L'Université nationale russe de recherche nucléaire MIFI accueillait récemment une conférence scientifique internationale sur "Les communications dans la société multiculturelle". Le professeur Raymond Hickey de l'Université de Duisburg-Essen, invité spécial de l'événement, a répondu aux questions de Ioulia Ossipova pour RIA Novosti.
- Quelles observations avez-vous partagé avec les chercheurs russes lors de la conférence?
— Dans le monde anglophone, les gens sont souvent confrontés au phénomène du multiculturalisme. Cela concerne aussi bien les pays officiellement bilingues, comme le Canada où l'anglais et le français sont les deux langues nationales, que les pays multiculturels comme l'Afrique du Sud qui a 11 langues nationales. De plus en plus de pays n'ont pas l'anglais comme langue nationale mais commencent à participer activement aux communications avec des pays anglophones.

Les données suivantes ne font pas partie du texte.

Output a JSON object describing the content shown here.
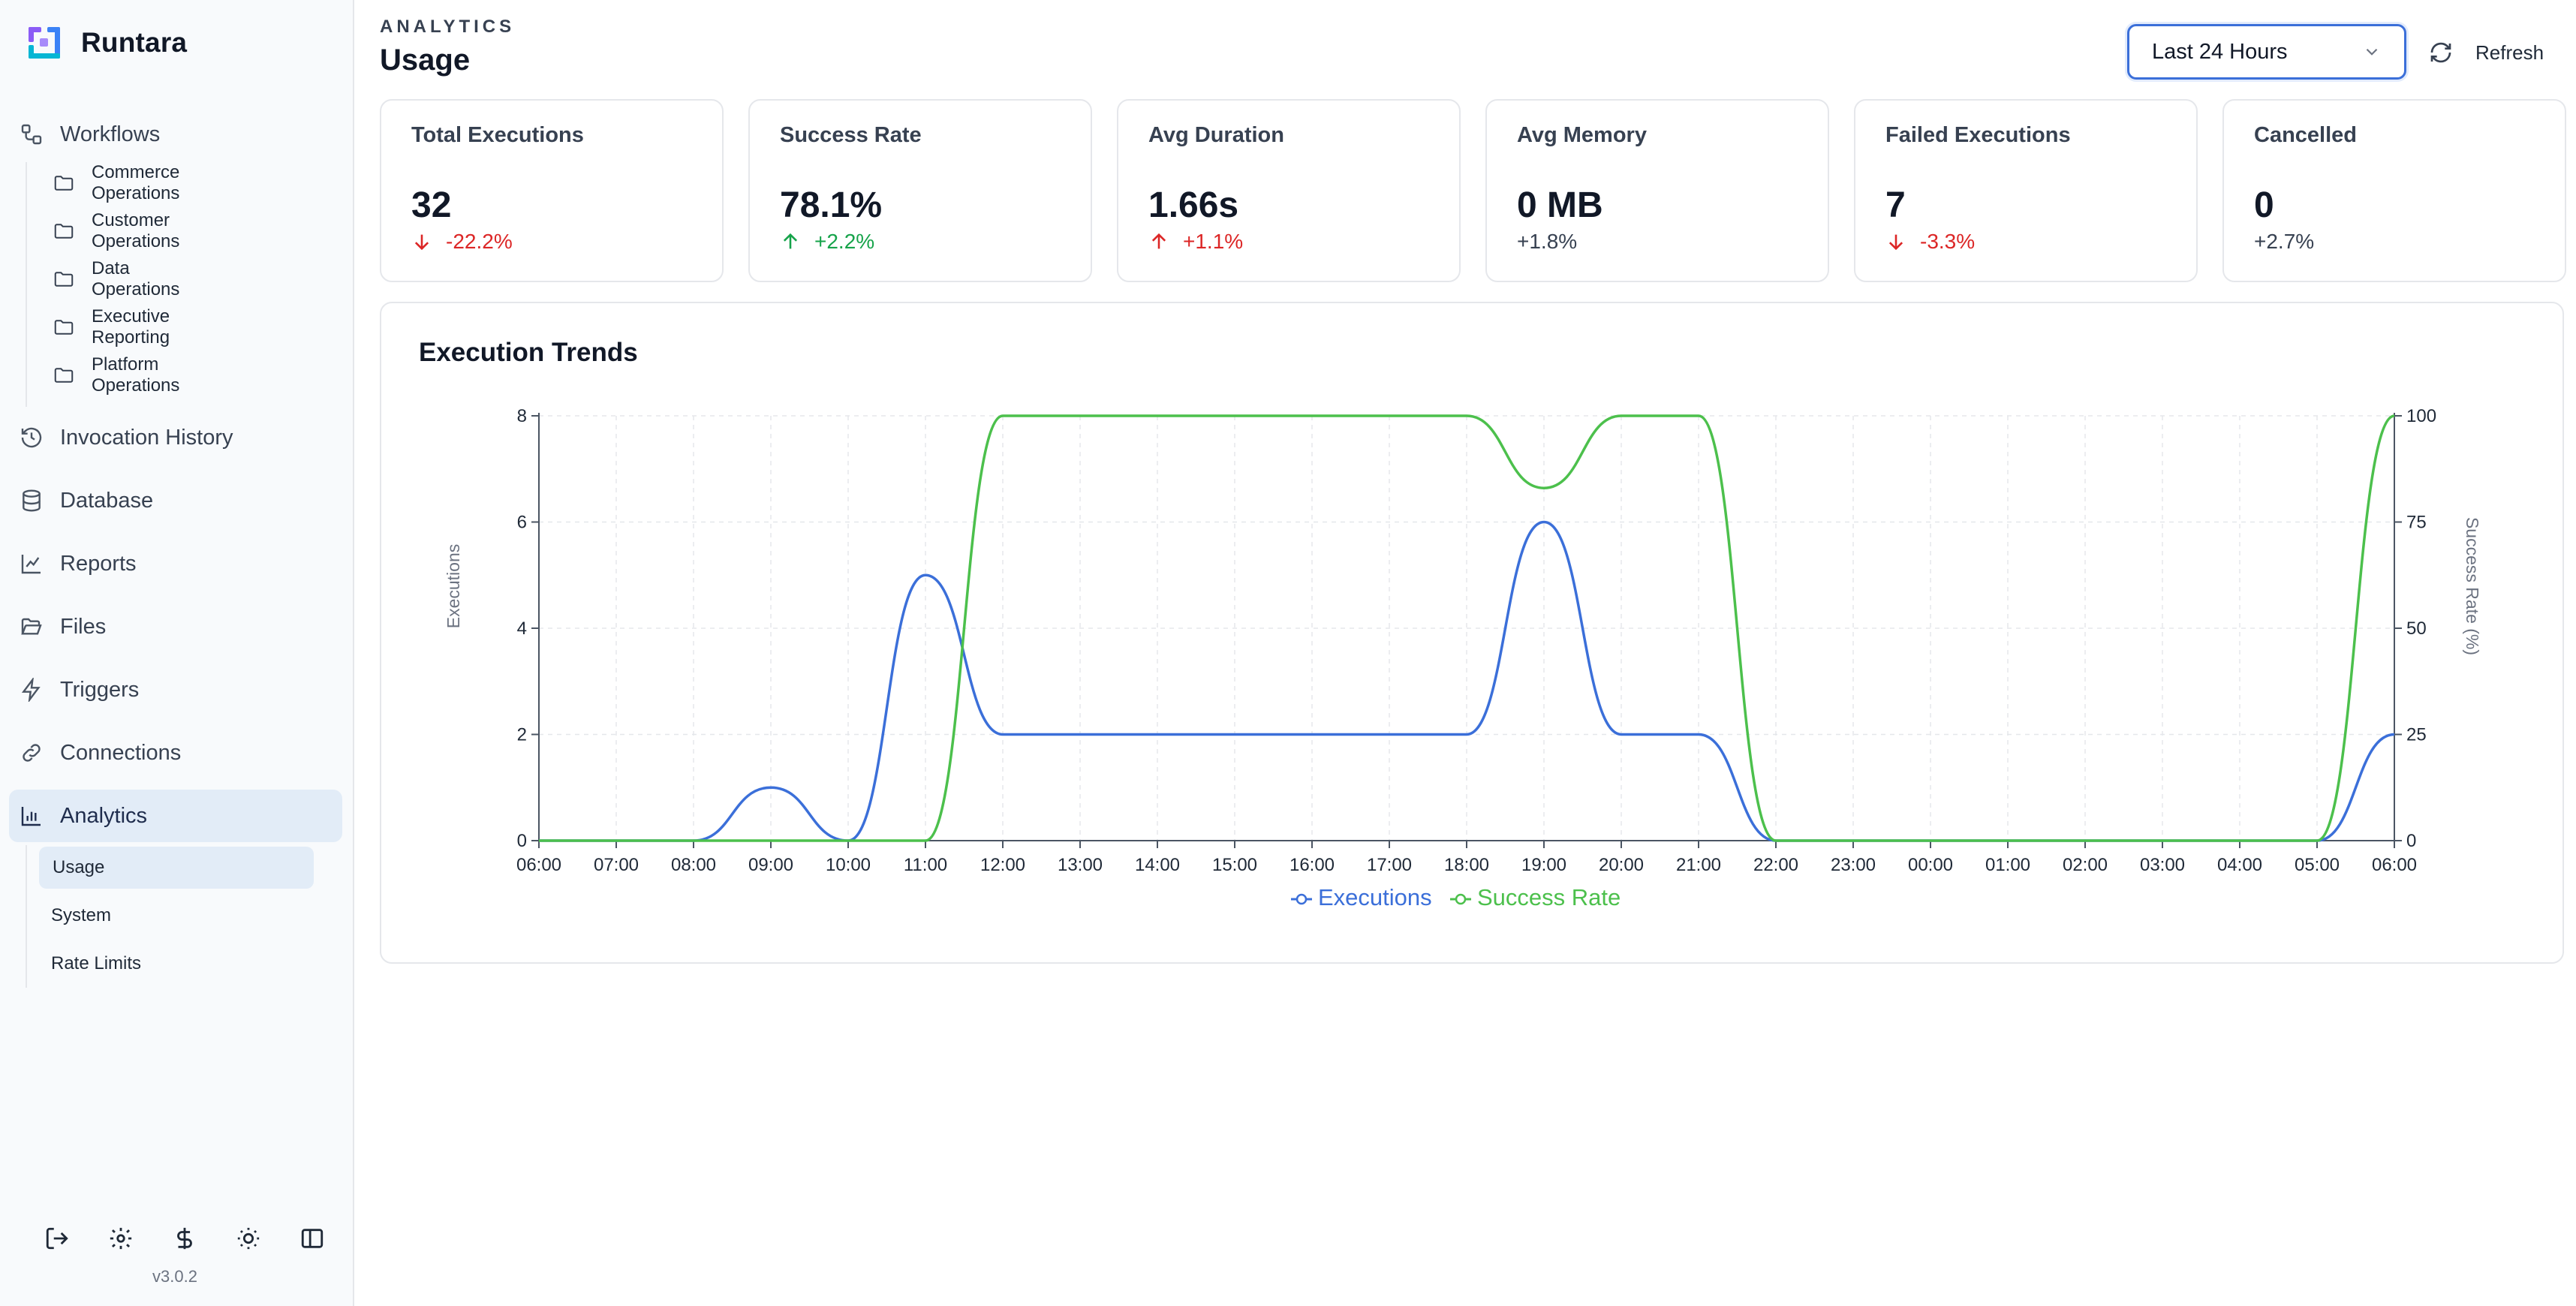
{
  "app": {
    "name": "Runtara",
    "version": "v3.0.2"
  },
  "sidebar": {
    "workflows": "Workflows",
    "folders": [
      "Commerce Operations",
      "Customer Operations",
      "Data Operations",
      "Executive Reporting",
      "Platform Operations"
    ],
    "invocation_history": "Invocation History",
    "database": "Database",
    "reports": "Reports",
    "files": "Files",
    "triggers": "Triggers",
    "connections": "Connections",
    "analytics": "Analytics",
    "analytics_sub": [
      "Usage",
      "System",
      "Rate Limits"
    ],
    "active_item": "Analytics",
    "active_sub": "Usage"
  },
  "header": {
    "eyebrow": "ANALYTICS",
    "title": "Usage",
    "range": "Last 24 Hours",
    "refresh": "Refresh"
  },
  "metrics": [
    {
      "label": "Total Executions",
      "value": "32",
      "delta": "-22.2%",
      "trend": "down",
      "color": "#dc2626"
    },
    {
      "label": "Success Rate",
      "value": "78.1%",
      "delta": "+2.2%",
      "trend": "up",
      "color": "#16a34a"
    },
    {
      "label": "Avg Duration",
      "value": "1.66s",
      "delta": "+1.1%",
      "trend": "up",
      "color": "#dc2626"
    },
    {
      "label": "Avg Memory",
      "value": "0 MB",
      "delta": "+1.8%",
      "trend": "none",
      "color": "#374151"
    },
    {
      "label": "Failed Executions",
      "value": "7",
      "delta": "-3.3%",
      "trend": "down",
      "color": "#dc2626"
    },
    {
      "label": "Cancelled",
      "value": "0",
      "delta": "+2.7%",
      "trend": "none",
      "color": "#374151"
    }
  ],
  "chart_title": "Execution Trends",
  "chart_data": {
    "type": "line",
    "x": [
      "06:00",
      "07:00",
      "08:00",
      "09:00",
      "10:00",
      "11:00",
      "12:00",
      "13:00",
      "14:00",
      "15:00",
      "16:00",
      "17:00",
      "18:00",
      "19:00",
      "20:00",
      "21:00",
      "22:00",
      "23:00",
      "00:00",
      "01:00",
      "02:00",
      "03:00",
      "04:00",
      "05:00",
      "06:00"
    ],
    "series": [
      {
        "name": "Executions",
        "axis": "left",
        "color": "#3b6fd9",
        "values": [
          0,
          0,
          0,
          1,
          0,
          5,
          2,
          2,
          2,
          2,
          2,
          2,
          2,
          6,
          2,
          2,
          0,
          0,
          0,
          0,
          0,
          0,
          0,
          0,
          2
        ]
      },
      {
        "name": "Success Rate",
        "axis": "right",
        "color": "#4cc04c",
        "values": [
          0,
          0,
          0,
          0,
          0,
          0,
          100,
          100,
          100,
          100,
          100,
          100,
          100,
          83,
          100,
          100,
          0,
          0,
          0,
          0,
          0,
          0,
          0,
          0,
          100
        ]
      }
    ],
    "ylabel": "Executions",
    "y2label": "Success Rate (%)",
    "ylim": [
      0,
      8
    ],
    "yticks": [
      0,
      2,
      4,
      6,
      8
    ],
    "y2lim": [
      0,
      100
    ],
    "y2ticks": [
      0,
      25,
      50,
      75,
      100
    ],
    "grid": true,
    "legend": "bottom-center"
  }
}
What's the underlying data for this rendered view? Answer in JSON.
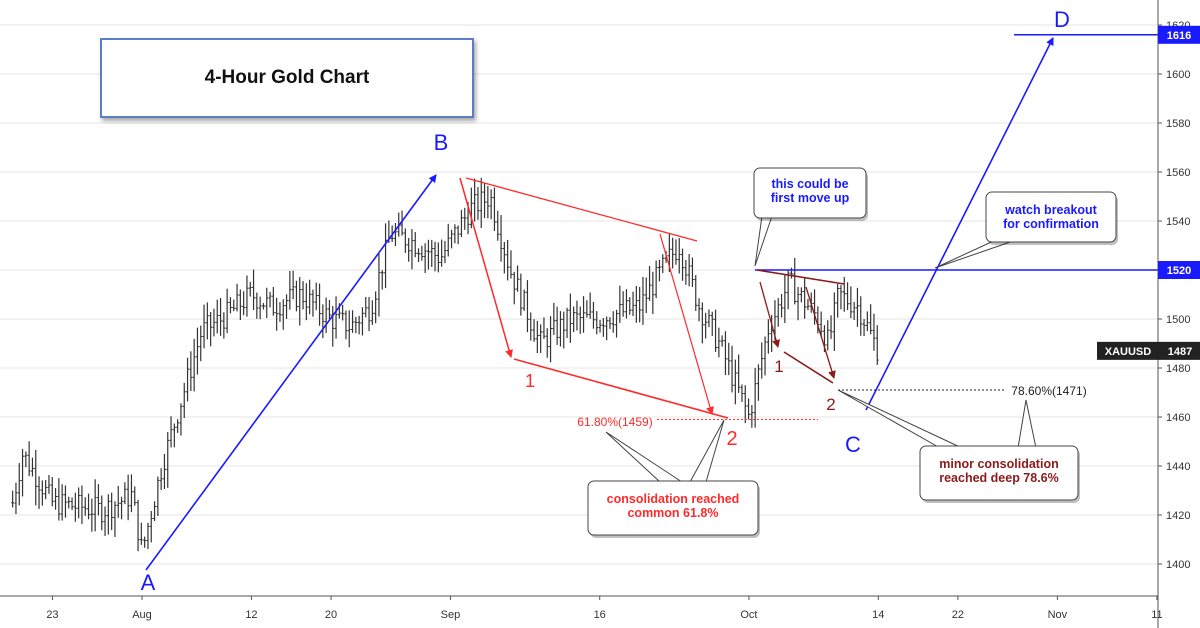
{
  "title": "4-Hour Gold Chart",
  "symbol": "XAUUSD",
  "colors": {
    "candles": "#333333",
    "impulse": "#1a1aff",
    "consolidation": "#ff2a2a",
    "minor": "#8b1a1a",
    "grid": "#e6e6e6"
  },
  "chart_data": {
    "type": "ohlc",
    "instrument": "XAUUSD",
    "timeframe": "4H",
    "x_ticks": [
      "23",
      "Aug",
      "12",
      "20",
      "Sep",
      "16",
      "Oct",
      "14",
      "22",
      "Nov",
      "11"
    ],
    "y_ticks": [
      1400,
      1420,
      1440,
      1460,
      1480,
      1500,
      1520,
      1540,
      1560,
      1580,
      1600,
      1620
    ],
    "ylim": [
      1384,
      1625
    ],
    "last_price": 1487,
    "price_labels": [
      {
        "label": "1616",
        "value": 1616
      },
      {
        "label": "1520",
        "value": 1520
      },
      {
        "label": "XAUUSD",
        "value": 1487,
        "price": "1487"
      }
    ],
    "price_path": [
      {
        "date": "2019-07-19",
        "value": 1425
      },
      {
        "date": "2019-07-20",
        "value": 1445
      },
      {
        "date": "2019-07-23",
        "value": 1425
      },
      {
        "date": "2019-07-28",
        "value": 1422
      },
      {
        "date": "2019-07-31",
        "value": 1428
      },
      {
        "date": "2019-08-01",
        "value": 1405
      },
      {
        "date": "2019-08-03",
        "value": 1440
      },
      {
        "date": "2019-08-07",
        "value": 1495
      },
      {
        "date": "2019-08-09",
        "value": 1500
      },
      {
        "date": "2019-08-12",
        "value": 1510
      },
      {
        "date": "2019-08-14",
        "value": 1505
      },
      {
        "date": "2019-08-17",
        "value": 1510
      },
      {
        "date": "2019-08-20",
        "value": 1500
      },
      {
        "date": "2019-08-22",
        "value": 1497
      },
      {
        "date": "2019-08-24",
        "value": 1505
      },
      {
        "date": "2019-08-26",
        "value": 1535
      },
      {
        "date": "2019-08-28",
        "value": 1532
      },
      {
        "date": "2019-08-31",
        "value": 1525
      },
      {
        "date": "2019-09-03",
        "value": 1545
      },
      {
        "date": "2019-09-05",
        "value": 1550
      },
      {
        "date": "2019-09-07",
        "value": 1520
      },
      {
        "date": "2019-09-10",
        "value": 1490
      },
      {
        "date": "2019-09-13",
        "value": 1500
      },
      {
        "date": "2019-09-16",
        "value": 1500
      },
      {
        "date": "2019-09-20",
        "value": 1505
      },
      {
        "date": "2019-09-23",
        "value": 1525
      },
      {
        "date": "2019-09-24",
        "value": 1530
      },
      {
        "date": "2019-09-26",
        "value": 1505
      },
      {
        "date": "2019-09-28",
        "value": 1490
      },
      {
        "date": "2019-10-01",
        "value": 1460
      },
      {
        "date": "2019-10-03",
        "value": 1497
      },
      {
        "date": "2019-10-04",
        "value": 1505
      },
      {
        "date": "2019-10-05",
        "value": 1515
      },
      {
        "date": "2019-10-08",
        "value": 1500
      },
      {
        "date": "2019-10-09",
        "value": 1490
      },
      {
        "date": "2019-10-10",
        "value": 1510
      },
      {
        "date": "2019-10-12",
        "value": 1505
      },
      {
        "date": "2019-10-14",
        "value": 1487
      }
    ],
    "wave_labels": [
      {
        "label": "A",
        "date": "2019-08-01",
        "value": 1394,
        "color": "#1a1aff"
      },
      {
        "label": "B",
        "date": "2019-09-01",
        "value": 1566,
        "color": "#1a1aff"
      },
      {
        "label": "1",
        "date": "2019-09-10",
        "value": 1476,
        "color": "#ff2a2a"
      },
      {
        "label": "2",
        "date": "2019-10-01",
        "value": 1452,
        "color": "#ff2a2a"
      },
      {
        "label": "1",
        "date": "2019-10-07",
        "value": 1481,
        "color": "#8b1a1a"
      },
      {
        "label": "2",
        "date": "2019-10-13",
        "value": 1465,
        "color": "#8b1a1a"
      },
      {
        "label": "C",
        "date": "2019-10-15",
        "value": 1451,
        "color": "#1a1aff"
      },
      {
        "label": "D",
        "date": "2019-11-06",
        "value": 1626,
        "color": "#1a1aff"
      }
    ],
    "levels": [
      {
        "label": "61.80%(1459)",
        "value": 1459
      },
      {
        "label": "78.60%(1471)",
        "value": 1471
      }
    ],
    "callouts": [
      {
        "text": [
          "this could be",
          "first move up"
        ],
        "color": "#1a1aff"
      },
      {
        "text": [
          "watch breakout",
          "for confirmation"
        ],
        "color": "#1a1aff"
      },
      {
        "text": [
          "consolidation reached",
          "common 61.8%"
        ],
        "color": "#ff2a2a"
      },
      {
        "text": [
          "minor consolidation",
          "reached deep 78.6%"
        ],
        "color": "#8b1a1a"
      }
    ]
  }
}
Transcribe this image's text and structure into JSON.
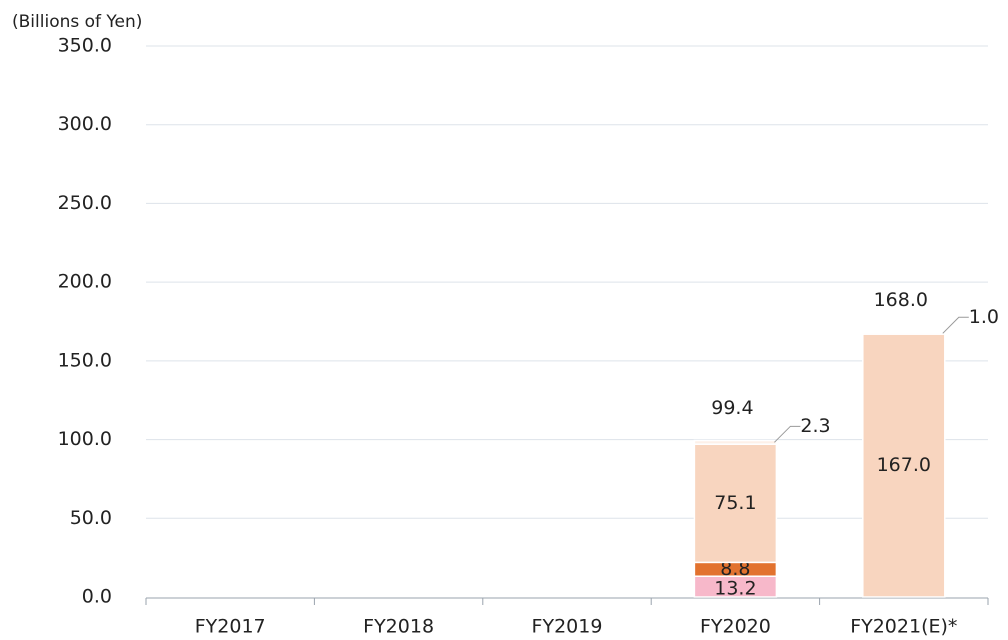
{
  "chart_data": {
    "type": "stacked_bar",
    "y_label": "(Billions of Yen)",
    "categories": [
      "FY2017",
      "FY2018",
      "FY2019",
      "FY2020",
      "FY2021(E)*"
    ],
    "series": [
      {
        "color": "#f7b8ca",
        "values": [
          null,
          null,
          null,
          13.2,
          null
        ],
        "value_labels": [
          null,
          null,
          null,
          "13.2",
          null
        ]
      },
      {
        "color": "#e2722e",
        "values": [
          null,
          null,
          null,
          8.8,
          null
        ],
        "value_labels": [
          null,
          null,
          null,
          "8.8",
          null
        ]
      },
      {
        "color": "#f8d5bf",
        "values": [
          null,
          null,
          null,
          75.1,
          167.0
        ],
        "value_labels": [
          null,
          null,
          null,
          "75.1",
          "167.0"
        ]
      },
      {
        "color": "#fdf0e8",
        "values": [
          null,
          null,
          null,
          2.3,
          1.0
        ],
        "value_labels": [
          null,
          null,
          null,
          "2.3",
          "1.0"
        ]
      }
    ],
    "totals": [
      null,
      null,
      null,
      99.4,
      168.0
    ],
    "total_labels": [
      null,
      null,
      null,
      "99.4",
      "168.0"
    ],
    "ylim": [
      0,
      350
    ],
    "yticks": [
      {
        "value": 0,
        "label": "0.0"
      },
      {
        "value": 50,
        "label": "50.0"
      },
      {
        "value": 100,
        "label": "100.0"
      },
      {
        "value": 150,
        "label": "150.0"
      },
      {
        "value": 200,
        "label": "200.0"
      },
      {
        "value": 250,
        "label": "250.0"
      },
      {
        "value": 300,
        "label": "300.0"
      },
      {
        "value": 350,
        "label": "350.0"
      }
    ],
    "grid": true
  }
}
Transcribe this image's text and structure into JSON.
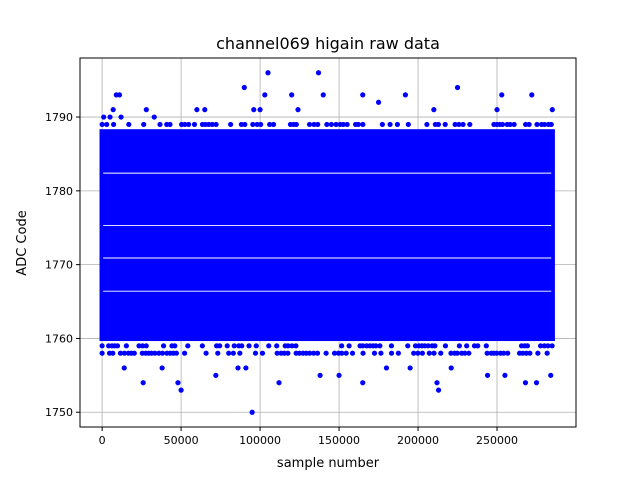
{
  "chart_data": {
    "type": "scatter",
    "title": "channel069 higain raw data",
    "xlabel": "sample number",
    "ylabel": "ADC Code",
    "xlim": [
      -14000,
      300000
    ],
    "ylim": [
      1748,
      1798
    ],
    "x_ticks": [
      0,
      50000,
      100000,
      150000,
      200000,
      250000
    ],
    "x_tick_labels": [
      "0",
      "50000",
      "100000",
      "150000",
      "200000",
      "250000"
    ],
    "y_ticks": [
      1750,
      1760,
      1770,
      1780,
      1790
    ],
    "y_tick_labels": [
      "1750",
      "1760",
      "1770",
      "1780",
      "1790"
    ],
    "grid": true,
    "marker_color": "#0000ff",
    "series": [
      {
        "bulk_band": {
          "x_range": [
            0,
            285000
          ],
          "y_range": [
            1760,
            1788
          ]
        },
        "sparse_rows": [
          {
            "y": 1789,
            "x_range": [
              0,
              285000
            ]
          },
          {
            "y": 1759,
            "x_range": [
              0,
              285000
            ]
          },
          {
            "y": 1758,
            "x_range": [
              0,
              285000
            ]
          }
        ],
        "outliers": {
          "x": [
            1000,
            5000,
            7000,
            9000,
            11000,
            12000,
            28000,
            33000,
            60000,
            65000,
            90000,
            96000,
            100000,
            103000,
            105000,
            120000,
            124000,
            137000,
            140000,
            165000,
            175000,
            192000,
            210000,
            225000,
            250000,
            253000,
            272000,
            285000,
            14000,
            26000,
            38000,
            48000,
            50000,
            72000,
            86000,
            91000,
            95000,
            112000,
            138000,
            150000,
            165000,
            180000,
            195000,
            212000,
            213000,
            221000,
            244000,
            255000,
            268000,
            275000,
            284000
          ],
          "y": [
            1790,
            1790,
            1791,
            1793,
            1793,
            1790,
            1791,
            1790,
            1791,
            1791,
            1794,
            1791,
            1791,
            1793,
            1796,
            1793,
            1791,
            1796,
            1793,
            1793,
            1792,
            1793,
            1791,
            1794,
            1791,
            1793,
            1793,
            1791,
            1756,
            1754,
            1756,
            1754,
            1753,
            1755,
            1756,
            1756,
            1750,
            1754,
            1755,
            1755,
            1754,
            1756,
            1756,
            1754,
            1753,
            1756,
            1755,
            1755,
            1754,
            1754,
            1755
          ]
        }
      }
    ]
  }
}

J'étudie le fonctionnement de l'anglais dans diverses régions du monde, comment il se sent à l'intérieur de ces pays.
- D'après vous, où se sent-il le mieux?
— Il y a de nombreux descendants de migrants européens au Canada, mais ils sont déjà nés dans ce pays et sont donc des locuteurs anglais natifs. Bien évidemment, leur anglais est sans défaut. En laissant de côté les pays où l'anglais n'est pas natal, le meilleur exemple de maîtrise est probablement Singapour.
- Croyez-vous à la politique de multiculturalisme? De nombreux dirigeants européens considèrent qu'elle est un échec total et affirment que nous n'avons pas besoin que les communautés coexistant les unes avec les autres, mais que celui qui arrive dans un pays s'intègre dans l'espace national commun. Alors que l'extrémisme islamique s'aggrave, admettez que ce thème paraît d'autant plus d'actualité…
— Si, en France, on excluait tous les migrants arabes de la société française, voilà où serait le véritable extrémisme: des millions de gens en souffriraient. Sur dix millions de migrants il y a deux ou trois terroristes, même si visiblement cela suffit amplement pour faire peur à tout le monde.
Il faut exiger des militaires et des services de renseignement qu'ils fournissent un travail efficace, c'est-à-dire procèdent à une élimination physique totale des terroristes. Cela aidera — temporairement — à régler le problème du terrorisme.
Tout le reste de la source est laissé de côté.